Istanbul Travel Guide

The only city in the world to be built on two continents, Istanbul offers a fantastic combination of Eastern and Western culture. Turkey’s largest city is a wonderful destination for an exciting city break holiday.

The city’s history stretches back more than 2,500 years and yet it still has a modern and vibrant feel. Ancient palaces and wonderful-looking Islamic mosques can be found, as well as European-style bars and shops. And although it is home to around 10 million people, Istanbul doesn’t feel too hectic or overcrowded, thanks to its unique location on either side of the banks of the River Bosphorus.

Getting there/getting around Istanbul

Istanbul has two international airports. Ataturk is on the European side and has its own metro station linking it with the city centre. Sabiha Gokcen is further from the centre on the Asian side, but is the airport used by budget carriers such as easyJet.

Transport in Istanbul is cheap, modern and very easy to use. Single-journey tokens can be used as tickets on the metro, the buses, the trams and the ferries and can be bought all around the city for approximately 50p. The metro only covers the European half of Istanbul, but ferries shuttle passengers across the Bosphorus all day and link up with buses on the other side.

Istanbul sightseeing

Base yourself in Sultanahmet, on the southern half of the city’s European side, to be within strolling distance of the major historical sights. Istanbul’s most famous attraction, the enchanting Blue Mosque, faces the ancient basilica, Hagia Sophia. Just around the corner is the immense 15th-century Topkapi Palace.

The Galata Tower, built in 1348, is the main feature of the northern part of the European side of Istanbul and great for views of the Golden Horn, the small stretch of water which divides the European part of the city in two. The winding back-streets around here house a number of hammams (Turkish baths) where you can enjoy, if that’s the right word, a bone-cracking Turkish massage for less than a tenner.

Day trips from Istanbul

You’d be crazy not to make use of the city’s excellent ferry services. One wonderful day trip is a ferry ride along the length of the Bosphorus, right up to the Black Sea and back down to the Sea of Marmara. You get to stop off for lunch and still return in time for dinner. And there’s no need to book.

Just wander down to the ferry port at the Golden Horn and hop on. Another day trip well worth checking out is the ferry ride to the nearby Princes’ Islands, some of which you can explore on rented bicycles.

Istanbul shopping

There are few places better for the complete shopping experience than Istanbul, where modern shopping centres and centuries-old markets stand side by side.

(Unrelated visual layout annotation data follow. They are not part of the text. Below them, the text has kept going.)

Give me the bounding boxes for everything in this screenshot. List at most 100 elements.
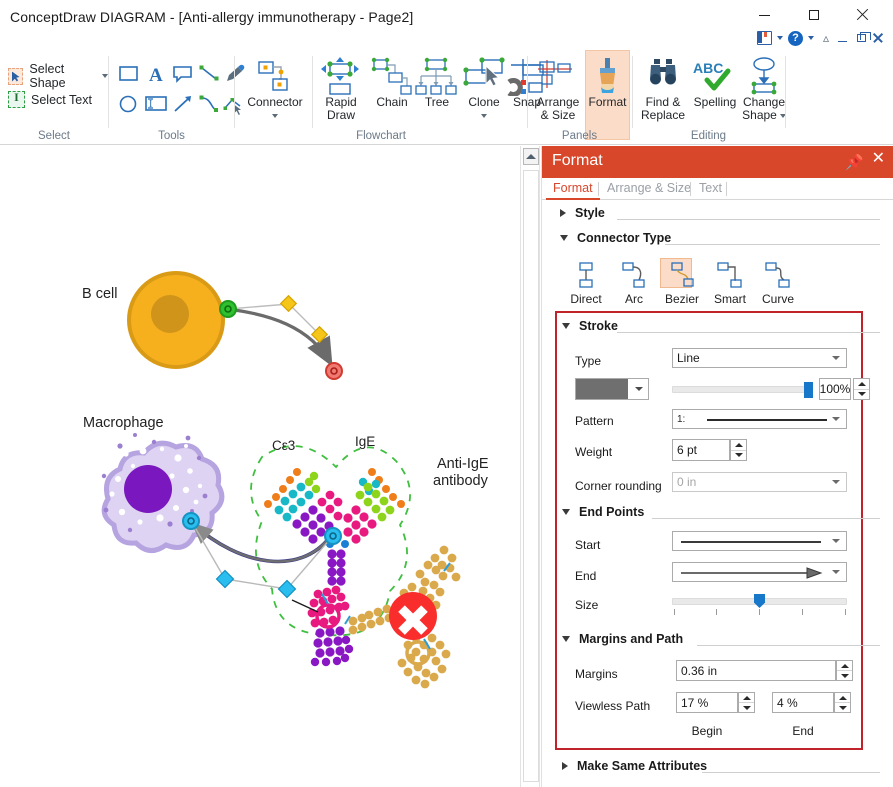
clone-button[interactable]: Clone	[460, 56, 508, 118]
chevron-down-icon	[481, 114, 487, 118]
select-text-button[interactable]: Select Text	[8, 90, 92, 108]
maximize-button[interactable]	[791, 0, 837, 30]
minimize-button[interactable]	[741, 0, 787, 30]
stepper-up[interactable]	[739, 693, 754, 702]
stepper-up[interactable]	[837, 661, 852, 670]
tree-button[interactable]: Tree	[414, 56, 460, 109]
doc-minimize-icon	[838, 40, 847, 42]
panel-close-icon[interactable]: ✕	[872, 151, 885, 167]
canvas-vertical-scrollbar[interactable]	[520, 146, 540, 787]
stepper-down[interactable]	[835, 702, 850, 712]
stroke-weight-stepper[interactable]	[730, 439, 747, 461]
tab-text[interactable]: Text	[692, 178, 729, 200]
end-points-end-select[interactable]	[672, 562, 847, 582]
ribbon-group-select: Select Shape Select Text Select	[0, 48, 108, 144]
change-shape-button[interactable]: Change Shape	[740, 56, 788, 122]
viewless-path-end-caption: End	[792, 724, 814, 738]
format-brush-icon	[591, 56, 625, 96]
chevron-down-icon	[635, 387, 643, 391]
viewless-path-begin-field[interactable]: 17 %	[676, 692, 738, 713]
close-icon	[856, 9, 868, 21]
help-button[interactable]: ?	[787, 28, 803, 48]
rapid-draw-button[interactable]: Rapid Draw	[318, 56, 364, 122]
format-panel-button[interactable]: Format	[585, 56, 630, 109]
stepper-up[interactable]	[854, 379, 869, 389]
arrange-size-button[interactable]: Arrange & Size	[532, 56, 584, 122]
end-points-size-thumb[interactable]	[754, 594, 765, 608]
stroke-color-picker[interactable]	[575, 378, 649, 400]
pattern-preview-line	[707, 419, 827, 421]
end-points-start-select[interactable]	[672, 531, 847, 551]
stroke-weight-field[interactable]: 6 pt	[672, 439, 730, 461]
callout-tool-icon[interactable]	[171, 62, 197, 86]
section-stroke[interactable]: Stroke	[562, 319, 618, 333]
stepper-down[interactable]	[731, 449, 746, 461]
section-style[interactable]: Style	[560, 206, 605, 220]
stroke-opacity-thumb[interactable]	[804, 382, 813, 398]
collapse-ribbon-button[interactable]: ▵	[819, 28, 833, 48]
stepper-up[interactable]	[731, 440, 746, 450]
section-end-points[interactable]: End Points	[562, 505, 644, 519]
doc-close-button[interactable]	[871, 28, 889, 48]
margins-field[interactable]: 0.36 in	[676, 660, 836, 681]
chain-button[interactable]: Chain	[369, 56, 415, 109]
change-shape-icon	[742, 56, 786, 96]
ribbon-options-dropdown[interactable]	[772, 28, 788, 48]
stroke-opacity-value: 100%	[819, 382, 851, 396]
stroke-type-select[interactable]: Line	[672, 348, 847, 368]
close-button[interactable]	[839, 0, 885, 30]
section-connector-type[interactable]: Connector Type	[560, 231, 671, 245]
corner-rounding-label: Corner rounding	[575, 479, 662, 493]
curve-tool-icon[interactable]	[197, 92, 223, 116]
pin-icon[interactable]: 📌	[845, 153, 864, 171]
section-end-points-label: End Points	[579, 505, 645, 519]
help-dropdown[interactable]	[803, 28, 819, 48]
stepper-down[interactable]	[837, 670, 852, 680]
stepper-up[interactable]	[835, 693, 850, 702]
ribbon-group-label-editing: Editing	[690, 130, 727, 142]
ellipse-tool-icon[interactable]	[117, 92, 143, 116]
select-text-label: Select Text	[31, 92, 92, 107]
triangle-down-icon	[562, 636, 570, 642]
line-tool-icon[interactable]	[197, 62, 223, 86]
rectangle-tool-icon[interactable]	[117, 62, 143, 86]
triangle-up-icon	[857, 381, 866, 386]
section-make-same-attributes[interactable]: Make Same Attributes	[562, 759, 707, 773]
doc-minimize-button[interactable]	[833, 28, 852, 48]
stroke-color-swatch	[576, 379, 628, 399]
select-shape-button[interactable]: Select Shape	[8, 62, 108, 90]
scroll-up-button[interactable]	[523, 148, 539, 165]
corner-rounding-select[interactable]: 0 in	[672, 472, 847, 492]
viewless-path-end-field[interactable]: 4 %	[772, 692, 834, 713]
spelling-button[interactable]: ABC Spelling	[689, 56, 741, 109]
stroke-opacity-slider[interactable]	[672, 386, 812, 393]
stroke-pattern-label: Pattern	[575, 414, 614, 428]
tab-arrange-size[interactable]: Arrange & Size	[600, 178, 698, 200]
stroke-opacity-stepper[interactable]	[853, 378, 870, 400]
doc-restore-button[interactable]	[852, 28, 871, 48]
blocked-marker[interactable]	[388, 591, 438, 641]
stepper-down[interactable]	[854, 388, 869, 400]
corner-rounding-value: 0 in	[677, 475, 697, 489]
stroke-pattern-select[interactable]: 1:	[672, 409, 847, 429]
clone-icon	[460, 56, 508, 96]
diagram-canvas[interactable]: B cell Macrophage Cε3 IgE Anti-IgE antib…	[0, 146, 519, 787]
tab-format[interactable]: Format	[546, 178, 600, 200]
section-margins-and-path[interactable]: Margins and Path	[562, 632, 683, 646]
connector-type-curve[interactable]: Curve	[750, 258, 806, 306]
stepper-down[interactable]	[739, 702, 754, 712]
scrollbar-track[interactable]	[523, 170, 539, 782]
text-tool-icon[interactable]: A	[144, 62, 170, 86]
connector-button[interactable]: Connector	[240, 56, 310, 118]
margins-stepper[interactable]	[836, 660, 853, 681]
connector-label: Connector	[247, 95, 303, 109]
stroke-opacity-field[interactable]: 100%	[819, 378, 851, 400]
arrow-tool-icon[interactable]	[171, 92, 197, 116]
ribbon-display-options-button[interactable]	[756, 28, 772, 48]
text-block-tool-icon[interactable]: I	[144, 92, 170, 116]
ribbon-group-tools: A I Tools	[109, 48, 245, 144]
viewless-path-end-stepper[interactable]	[834, 692, 851, 713]
viewless-path-begin-stepper[interactable]	[738, 692, 755, 713]
help-icon: ?	[787, 30, 803, 46]
find-replace-button[interactable]: Find & Replace	[637, 56, 689, 122]
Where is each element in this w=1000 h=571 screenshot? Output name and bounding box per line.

Most fun are the Grand Bazaar, which is great for silk, jewellery and carpets, and the Spice Bazaar, which is the best place to try Turkish Delight.

Eating out in Istanbul

If you like kebabs you’ll have no problems whatsoever. There’s a kebab shop on pretty much every street and they serve up delicious doners for as little as 40p. For something a bit different head down to the ferry ports on the Golden Horn, where you can buy fried fish straight off the boat.

Families won’t have a problem finding restaurants catering for kids. Western food is just as available as more traditional fare, although you may have to pay a little more for it.

Istanbul nightlife

Istanbul has no shortage of bars and clubs, although things tend to quieten down by about midnight. Some of the budget hostels in Sultanahmet have their own bars, but for something with more of a local feel try the cafes and bars north of the Golden Horn, around the Galata Tower.

If it’s not booze you’re after then check out one of Istanbul’s many tea houses, where you can while away the evening playing backgammon, sipping Turkish tea and puffing on apple-tobacco hookahs (water pipes).